[featured_image]The fact is, everyone experiences discomfort when someone outside our circle of friends tries to influence us about personal, significant matters. We all naturally gravitate toward people we already know and trust. Friends listen to friends. They confide in friends. They let friends influence them.

So if you are going to impact anyone for Christ, the most effective approach will be through friendships with those who need to know Christ. The following questions will help you get started:

  • Who do I already know that needs Jesus?
  • How will they know that I care?
  • What have I gotta share?


Think about the circle of relationships that you already have. Draw several circles on a piece of paper and identify each circle as a specific group of people with whom you have repeated contact over something other than faith or religion.

Write the name of the specific group in the center of each circle.

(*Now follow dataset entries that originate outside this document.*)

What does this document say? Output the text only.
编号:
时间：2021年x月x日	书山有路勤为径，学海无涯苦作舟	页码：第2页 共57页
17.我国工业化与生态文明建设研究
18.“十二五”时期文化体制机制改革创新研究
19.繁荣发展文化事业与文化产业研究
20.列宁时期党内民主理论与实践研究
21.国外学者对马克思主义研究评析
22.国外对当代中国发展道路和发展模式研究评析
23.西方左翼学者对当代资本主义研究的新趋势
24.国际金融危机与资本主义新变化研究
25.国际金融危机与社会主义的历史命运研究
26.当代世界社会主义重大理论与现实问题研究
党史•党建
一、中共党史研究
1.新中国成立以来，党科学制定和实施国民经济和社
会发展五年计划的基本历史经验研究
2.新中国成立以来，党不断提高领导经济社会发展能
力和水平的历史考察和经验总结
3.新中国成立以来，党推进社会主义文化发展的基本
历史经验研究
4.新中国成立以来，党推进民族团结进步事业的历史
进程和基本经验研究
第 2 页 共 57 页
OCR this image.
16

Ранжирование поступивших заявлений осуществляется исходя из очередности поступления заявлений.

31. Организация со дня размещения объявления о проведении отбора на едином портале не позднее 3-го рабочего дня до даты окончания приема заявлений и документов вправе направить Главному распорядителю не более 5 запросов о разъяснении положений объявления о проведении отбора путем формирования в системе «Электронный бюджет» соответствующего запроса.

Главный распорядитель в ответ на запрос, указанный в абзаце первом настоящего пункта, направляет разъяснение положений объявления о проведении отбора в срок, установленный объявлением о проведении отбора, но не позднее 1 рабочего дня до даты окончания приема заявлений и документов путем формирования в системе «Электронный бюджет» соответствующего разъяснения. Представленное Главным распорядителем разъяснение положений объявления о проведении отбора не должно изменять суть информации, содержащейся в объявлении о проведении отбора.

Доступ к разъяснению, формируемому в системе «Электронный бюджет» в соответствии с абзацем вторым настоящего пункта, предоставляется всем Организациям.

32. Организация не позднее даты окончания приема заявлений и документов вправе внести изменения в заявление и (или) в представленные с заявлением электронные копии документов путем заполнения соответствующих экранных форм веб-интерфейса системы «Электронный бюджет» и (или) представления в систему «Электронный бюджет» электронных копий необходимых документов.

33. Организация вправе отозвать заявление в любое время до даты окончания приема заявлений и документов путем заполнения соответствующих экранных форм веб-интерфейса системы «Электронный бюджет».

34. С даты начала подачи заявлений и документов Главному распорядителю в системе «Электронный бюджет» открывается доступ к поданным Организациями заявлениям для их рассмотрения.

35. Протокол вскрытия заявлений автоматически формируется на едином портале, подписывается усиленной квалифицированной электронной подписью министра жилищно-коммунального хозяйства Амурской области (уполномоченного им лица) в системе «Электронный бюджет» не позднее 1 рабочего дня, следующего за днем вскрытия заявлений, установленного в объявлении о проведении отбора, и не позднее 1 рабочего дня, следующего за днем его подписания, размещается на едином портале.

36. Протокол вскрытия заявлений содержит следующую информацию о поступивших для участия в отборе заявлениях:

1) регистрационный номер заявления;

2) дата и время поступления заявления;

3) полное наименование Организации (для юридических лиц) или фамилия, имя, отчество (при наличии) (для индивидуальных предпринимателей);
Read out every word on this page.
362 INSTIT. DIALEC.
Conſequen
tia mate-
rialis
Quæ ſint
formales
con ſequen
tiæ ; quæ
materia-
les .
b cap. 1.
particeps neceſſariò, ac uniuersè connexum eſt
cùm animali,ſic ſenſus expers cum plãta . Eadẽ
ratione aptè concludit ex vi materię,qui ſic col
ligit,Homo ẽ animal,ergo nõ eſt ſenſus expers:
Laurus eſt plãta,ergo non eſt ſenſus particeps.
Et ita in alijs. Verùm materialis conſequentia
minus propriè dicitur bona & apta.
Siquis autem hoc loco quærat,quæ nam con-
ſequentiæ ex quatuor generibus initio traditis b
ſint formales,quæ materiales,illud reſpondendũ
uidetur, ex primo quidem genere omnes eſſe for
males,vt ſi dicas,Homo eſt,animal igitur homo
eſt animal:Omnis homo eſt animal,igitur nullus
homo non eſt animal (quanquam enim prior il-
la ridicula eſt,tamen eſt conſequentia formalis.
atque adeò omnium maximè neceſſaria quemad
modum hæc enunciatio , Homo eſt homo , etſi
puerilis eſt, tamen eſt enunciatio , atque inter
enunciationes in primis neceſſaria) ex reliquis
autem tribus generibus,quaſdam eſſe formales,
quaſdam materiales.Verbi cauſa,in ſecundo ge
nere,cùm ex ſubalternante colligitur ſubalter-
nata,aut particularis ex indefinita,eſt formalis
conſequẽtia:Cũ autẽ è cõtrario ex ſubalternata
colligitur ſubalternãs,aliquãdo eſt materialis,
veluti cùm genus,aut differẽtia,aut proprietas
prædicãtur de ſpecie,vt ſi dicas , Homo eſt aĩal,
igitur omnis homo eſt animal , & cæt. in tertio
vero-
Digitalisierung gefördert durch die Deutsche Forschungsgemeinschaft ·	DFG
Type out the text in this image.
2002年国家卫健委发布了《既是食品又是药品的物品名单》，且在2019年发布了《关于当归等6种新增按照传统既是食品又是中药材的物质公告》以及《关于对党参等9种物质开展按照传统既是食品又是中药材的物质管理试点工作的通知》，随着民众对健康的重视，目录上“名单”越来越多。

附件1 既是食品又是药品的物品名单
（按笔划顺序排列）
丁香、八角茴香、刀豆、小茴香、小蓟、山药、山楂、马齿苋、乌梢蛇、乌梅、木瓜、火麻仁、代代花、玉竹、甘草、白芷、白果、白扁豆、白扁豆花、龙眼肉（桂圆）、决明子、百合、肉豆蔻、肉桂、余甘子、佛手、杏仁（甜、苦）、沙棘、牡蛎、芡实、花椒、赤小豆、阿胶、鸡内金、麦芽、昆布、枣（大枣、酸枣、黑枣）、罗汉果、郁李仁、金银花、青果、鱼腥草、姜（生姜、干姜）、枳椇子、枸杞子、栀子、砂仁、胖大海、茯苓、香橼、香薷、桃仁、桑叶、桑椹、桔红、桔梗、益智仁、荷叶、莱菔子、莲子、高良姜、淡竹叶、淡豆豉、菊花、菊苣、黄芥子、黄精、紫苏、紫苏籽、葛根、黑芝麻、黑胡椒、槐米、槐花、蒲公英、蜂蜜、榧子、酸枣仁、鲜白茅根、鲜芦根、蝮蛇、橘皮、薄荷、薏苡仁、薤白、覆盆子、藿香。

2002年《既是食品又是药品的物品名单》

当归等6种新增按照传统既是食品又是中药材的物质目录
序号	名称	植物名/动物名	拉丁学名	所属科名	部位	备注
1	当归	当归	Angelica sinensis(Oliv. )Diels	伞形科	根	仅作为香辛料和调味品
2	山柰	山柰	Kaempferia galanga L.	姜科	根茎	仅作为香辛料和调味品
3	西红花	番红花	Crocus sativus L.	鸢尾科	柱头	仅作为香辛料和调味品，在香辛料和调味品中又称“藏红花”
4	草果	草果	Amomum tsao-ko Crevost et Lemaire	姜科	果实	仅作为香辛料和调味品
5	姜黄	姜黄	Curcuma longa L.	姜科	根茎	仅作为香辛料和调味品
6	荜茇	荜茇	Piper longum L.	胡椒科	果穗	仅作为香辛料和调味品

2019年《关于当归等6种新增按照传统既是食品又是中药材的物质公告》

If you know those neighbors who live adjacent to and directly across from your home, label one of the circles “Neighbors.” You could also consider –

  • your workplace
  • contacts with adults through your children’s activities (school, sports, music, etc.)
  • your hobbies or recreation (not something you do alone; something you already do or could do routinely with people – biking, kayaking, scrapbooking, etc,)
  • rotary or a community organization if you meet together monthly or more
  • your fitness center (if you interact with the same people routinely)
  • playgroups for your kids
  • any activity that gives you routine contact with people who don’t know Christ personally

Challenge: Too many believers spend too much time with Christians. Ask yourself: “What do I need to stop doing so that I can start spending more time with non-believers?”

What is one new thing that you could do to give you routine contact (weekly) with 8-10 new people who don’t know Christ?

Next, write the first names of individuals that you know personally in each circle who are not yet Christians.


It has been said: “People don’t care how much you know until they know how much you care.”

Think of specific ways that you can demonstrate care to specific individuals listed above. Consider the following ways to demonstrate care:

  • Acts of service – how can you meet a genuine need?
  • Quality time – how could you spend time with someone?
  • Affirmation – how can you encourage someone?
  • Tangible gifts – what could you give someone to show you care?

Who do you know that may be receptive?

What can you do to show that person that you care?


One of the most powerful tools in leading someone to Christ is your own story of how by God’s grace you came to personally know Jesus. Take a moment to think about how you came to believe in Christ and the changes that have taken place in your life now that you are a Christian. Using these points, write out your own story just the way you would share it with a friend. Make the story clear enough that the person hearing it would know how to surrender their life to Christ.

  • Before I surrendered my life to Christ, I lived and thought this way
  • How I came to believe in Jesus (be specific)
  • After I became a Christian, these positive changes took place

As you reflect on your “grace story” – ask God to give you an opportunity to share it with at least one person this week. Pray for two or three whom you would particularly like to tell about Jesus Christ in your neighborhood, at work, or at school.

Can you think of a verse that helped you to surrender your life to Christ? When you share your “grace story” – tell others what that verse means to you.

“I am convinced that the world is more eager to hear our message than we are to deliver it. Never in my ministry have I seen such responsiveness and receptivity to the Gospel as in recent days.”